ともに生きる [TOMONI-IKIRU]

死ぬくらいなら怒れ

2025.03.17

  • コラム「暖流」

「ともに生きる」をテーマにした福祉コラムです。

もみじヶ丘病院院長、精神科医 芝 伸太郎

 「あの人に私は嫌われているに違いない」と皆さんが思っていらっしゃる方は身近におそらくおられると思います。その相手と皆さんは仲があまり良くないわけですね。では、お尋ねしましょう。皆さんは、その相手を嫌っていませんか。

 「Aさんに私は嫌われている」と感じる場合に、往々に見られるのは「私がAさんを嫌っている」がまず先にあって、そのベクトルがいつのまにか反転してしまうという現象です。実際には、「Aさんが私を嫌っていることなど全くないかもしれない」のにです。
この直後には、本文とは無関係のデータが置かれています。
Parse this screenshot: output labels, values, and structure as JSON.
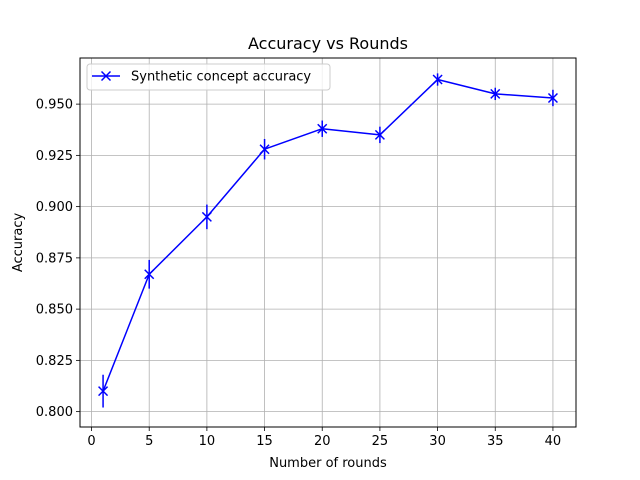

 人間に対する感情は容易に向きを変えます。「私はBさんを好きである」という感情も気づかぬうちに逆むきになってしまうことがあるのです。確たる根拠なしに、いつのまにか「Bさんが私を好きである」にひっくりかえると、私はBさんに際限なく近づこうとするかも知れません。ストーカーの多くには、このような感情の反転が関与しているものと思われます。


 人間の人間に対する感情の反転は、健康な人にもしばしば生じることを、精神医学はとうの昔に発見しています。皆さんも例外ではありません。そこは素直に認めてください。



 「相手と自分のどちらに非があるか」を、本コラムではマイナス感情と呼んでおきます。人間同士でもめる場合には、一方的に片方が悪いというケースも無論あるでしょうが、多くの場合は「どっちもどっち」です。このマイナス感情をどう振り分けるかが生きてゆくうえで重要になります。

 「すべて相手が悪い」になると、非難の気持ちが抑えられなくなって関係性が壊れるし、逆に「すべて自分が悪い」では、うつになって健康を損ねます。うつでは「マイナス感情の全面的な引き受け」が起きてしまいがちなのです。

 「あなたの側にも非が少しはあるのではないか」という気づきが、自死を思いとどまる決め手になることがあります。「死ぬくらいなら怒れ」を決して忘れないようにしましょう。

しば・しんたろう氏
京都大学医学部卒。兵庫県生まれ。 1991年もみじケ丘病院。2018年より現職。専門は気分障害の精神病理学。